There have been a few articles recently on the (in)efficiency of fair trade organisation Fairtrade. Here is an example from the Guardian:
Sales of Fairtrade-certified products from Uganda and Ethiopia are not benefiting poor farmworkers as profits fail to trickle down to much of the workforce, says a groundbreaking study.
The Fairtrade Foundation is committed to "better prices, decent working conditions, local sustainability and fair terms of trade for farmers and workers in the developing world". But a UK government-sponsored study, which investigated the production of flowers, coffee and tea in Ethiopia and Uganda, found that "where Fairtrade flowers were grown, and where there were farmers' groups selling coffee and tea into Fairtrade certified markets, wages were very low".
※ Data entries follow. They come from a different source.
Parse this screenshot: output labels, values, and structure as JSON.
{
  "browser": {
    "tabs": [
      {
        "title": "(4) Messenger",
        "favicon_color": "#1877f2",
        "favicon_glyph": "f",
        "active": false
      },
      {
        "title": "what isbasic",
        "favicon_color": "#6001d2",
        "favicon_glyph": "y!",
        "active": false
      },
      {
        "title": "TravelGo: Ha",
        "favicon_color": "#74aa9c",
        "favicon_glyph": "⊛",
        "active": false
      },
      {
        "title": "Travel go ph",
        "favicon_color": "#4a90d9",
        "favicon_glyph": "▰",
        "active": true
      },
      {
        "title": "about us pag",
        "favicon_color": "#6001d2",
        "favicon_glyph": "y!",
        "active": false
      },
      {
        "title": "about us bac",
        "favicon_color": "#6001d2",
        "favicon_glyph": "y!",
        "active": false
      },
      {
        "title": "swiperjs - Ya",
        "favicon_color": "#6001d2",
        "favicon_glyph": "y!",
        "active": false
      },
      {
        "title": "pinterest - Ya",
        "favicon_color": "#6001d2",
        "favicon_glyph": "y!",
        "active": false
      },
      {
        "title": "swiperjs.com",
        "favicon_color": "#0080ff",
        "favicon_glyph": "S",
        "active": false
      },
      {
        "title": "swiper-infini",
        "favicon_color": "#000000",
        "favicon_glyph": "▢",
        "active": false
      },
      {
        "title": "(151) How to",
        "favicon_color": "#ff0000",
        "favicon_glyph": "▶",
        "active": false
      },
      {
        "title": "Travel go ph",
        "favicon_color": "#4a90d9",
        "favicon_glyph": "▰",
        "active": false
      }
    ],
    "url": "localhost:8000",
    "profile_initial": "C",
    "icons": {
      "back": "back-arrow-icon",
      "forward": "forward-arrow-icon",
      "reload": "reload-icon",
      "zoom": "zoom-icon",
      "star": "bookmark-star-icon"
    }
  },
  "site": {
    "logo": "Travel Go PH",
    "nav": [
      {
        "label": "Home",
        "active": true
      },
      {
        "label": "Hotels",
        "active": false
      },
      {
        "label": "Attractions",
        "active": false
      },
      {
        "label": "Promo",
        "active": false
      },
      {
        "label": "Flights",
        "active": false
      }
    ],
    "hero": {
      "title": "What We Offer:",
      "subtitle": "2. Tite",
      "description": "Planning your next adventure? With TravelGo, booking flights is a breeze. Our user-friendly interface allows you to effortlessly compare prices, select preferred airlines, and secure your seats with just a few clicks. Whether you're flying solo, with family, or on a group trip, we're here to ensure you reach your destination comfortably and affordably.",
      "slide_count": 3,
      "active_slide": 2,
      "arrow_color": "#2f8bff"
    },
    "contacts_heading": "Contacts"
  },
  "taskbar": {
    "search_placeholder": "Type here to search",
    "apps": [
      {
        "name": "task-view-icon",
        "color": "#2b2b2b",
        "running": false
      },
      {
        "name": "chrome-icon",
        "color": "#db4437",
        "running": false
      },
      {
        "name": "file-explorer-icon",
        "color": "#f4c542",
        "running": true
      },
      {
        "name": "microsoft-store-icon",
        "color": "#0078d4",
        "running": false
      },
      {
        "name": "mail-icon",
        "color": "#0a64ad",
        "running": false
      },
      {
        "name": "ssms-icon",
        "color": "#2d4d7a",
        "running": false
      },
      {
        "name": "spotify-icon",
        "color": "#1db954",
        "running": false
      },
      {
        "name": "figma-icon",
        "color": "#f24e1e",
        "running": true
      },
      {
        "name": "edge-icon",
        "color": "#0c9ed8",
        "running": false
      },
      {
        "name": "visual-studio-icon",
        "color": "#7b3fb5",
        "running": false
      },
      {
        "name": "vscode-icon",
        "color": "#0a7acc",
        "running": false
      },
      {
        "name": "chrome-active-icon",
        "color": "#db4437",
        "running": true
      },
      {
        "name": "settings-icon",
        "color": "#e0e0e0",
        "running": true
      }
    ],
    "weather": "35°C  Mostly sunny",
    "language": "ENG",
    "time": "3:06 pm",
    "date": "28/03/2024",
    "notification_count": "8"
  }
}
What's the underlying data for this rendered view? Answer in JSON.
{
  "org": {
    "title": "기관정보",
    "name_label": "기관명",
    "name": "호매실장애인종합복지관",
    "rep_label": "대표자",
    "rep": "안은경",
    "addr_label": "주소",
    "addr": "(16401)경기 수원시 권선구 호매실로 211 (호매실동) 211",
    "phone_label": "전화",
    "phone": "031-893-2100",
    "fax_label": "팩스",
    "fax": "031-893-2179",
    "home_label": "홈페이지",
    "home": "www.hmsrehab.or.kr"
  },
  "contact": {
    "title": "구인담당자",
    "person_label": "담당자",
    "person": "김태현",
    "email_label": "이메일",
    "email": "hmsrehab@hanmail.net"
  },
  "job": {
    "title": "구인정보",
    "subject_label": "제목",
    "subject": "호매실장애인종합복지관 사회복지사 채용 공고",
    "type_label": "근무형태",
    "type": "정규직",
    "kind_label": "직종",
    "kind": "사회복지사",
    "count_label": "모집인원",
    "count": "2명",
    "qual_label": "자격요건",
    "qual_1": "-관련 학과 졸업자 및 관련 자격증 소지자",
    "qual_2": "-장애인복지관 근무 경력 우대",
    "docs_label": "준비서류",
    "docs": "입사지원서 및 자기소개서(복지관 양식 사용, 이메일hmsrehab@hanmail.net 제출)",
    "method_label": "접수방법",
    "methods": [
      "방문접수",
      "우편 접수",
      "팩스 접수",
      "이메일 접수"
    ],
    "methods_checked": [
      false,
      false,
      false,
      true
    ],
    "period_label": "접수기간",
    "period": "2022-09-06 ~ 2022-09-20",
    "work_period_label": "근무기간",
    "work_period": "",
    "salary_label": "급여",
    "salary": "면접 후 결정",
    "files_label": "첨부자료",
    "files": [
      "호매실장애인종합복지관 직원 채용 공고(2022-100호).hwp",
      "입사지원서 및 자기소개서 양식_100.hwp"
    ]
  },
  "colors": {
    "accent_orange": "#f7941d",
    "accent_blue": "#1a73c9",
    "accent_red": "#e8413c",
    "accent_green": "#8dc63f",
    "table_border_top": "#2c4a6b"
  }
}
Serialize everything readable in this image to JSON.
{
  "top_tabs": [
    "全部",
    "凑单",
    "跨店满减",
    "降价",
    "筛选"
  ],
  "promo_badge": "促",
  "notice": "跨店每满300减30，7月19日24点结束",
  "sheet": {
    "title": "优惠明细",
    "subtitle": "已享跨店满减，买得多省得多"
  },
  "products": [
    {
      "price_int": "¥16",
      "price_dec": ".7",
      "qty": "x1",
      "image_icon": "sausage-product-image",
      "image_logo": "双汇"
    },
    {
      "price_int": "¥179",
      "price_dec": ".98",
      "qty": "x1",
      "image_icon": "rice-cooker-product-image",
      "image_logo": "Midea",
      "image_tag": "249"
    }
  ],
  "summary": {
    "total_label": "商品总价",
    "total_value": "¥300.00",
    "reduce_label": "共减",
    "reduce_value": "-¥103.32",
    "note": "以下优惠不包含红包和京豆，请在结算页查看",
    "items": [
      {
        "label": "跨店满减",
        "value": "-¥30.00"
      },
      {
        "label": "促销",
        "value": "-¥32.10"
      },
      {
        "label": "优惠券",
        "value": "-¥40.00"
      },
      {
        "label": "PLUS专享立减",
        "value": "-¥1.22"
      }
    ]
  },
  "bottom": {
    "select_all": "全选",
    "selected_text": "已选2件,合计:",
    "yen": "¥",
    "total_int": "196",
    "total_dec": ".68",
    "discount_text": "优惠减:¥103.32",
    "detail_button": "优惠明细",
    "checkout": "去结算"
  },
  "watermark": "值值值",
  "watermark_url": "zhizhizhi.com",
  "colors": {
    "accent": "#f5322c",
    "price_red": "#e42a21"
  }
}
Christopher Cramer, an economics professor at Soas, University of London and one of the report's authors, said: "Wages in other comparable areas and among comparable employers producing the same crops but where there was no Fairtrade certification were usually higher and working conditions better. In our research sites, Fairtrade has not been an effective mechanism for improving the lives of wage workers, the poorest rural people."
Fairtrade disagrees (perhaps not surprisingly), stating that the study got its statistics all wrong, e.g.
In several places [the study] compares wages and working conditions of workers in areas where small-scale Fairtrade-certified tea and coffee farmers were present with those on large-scale plantations in the same regions.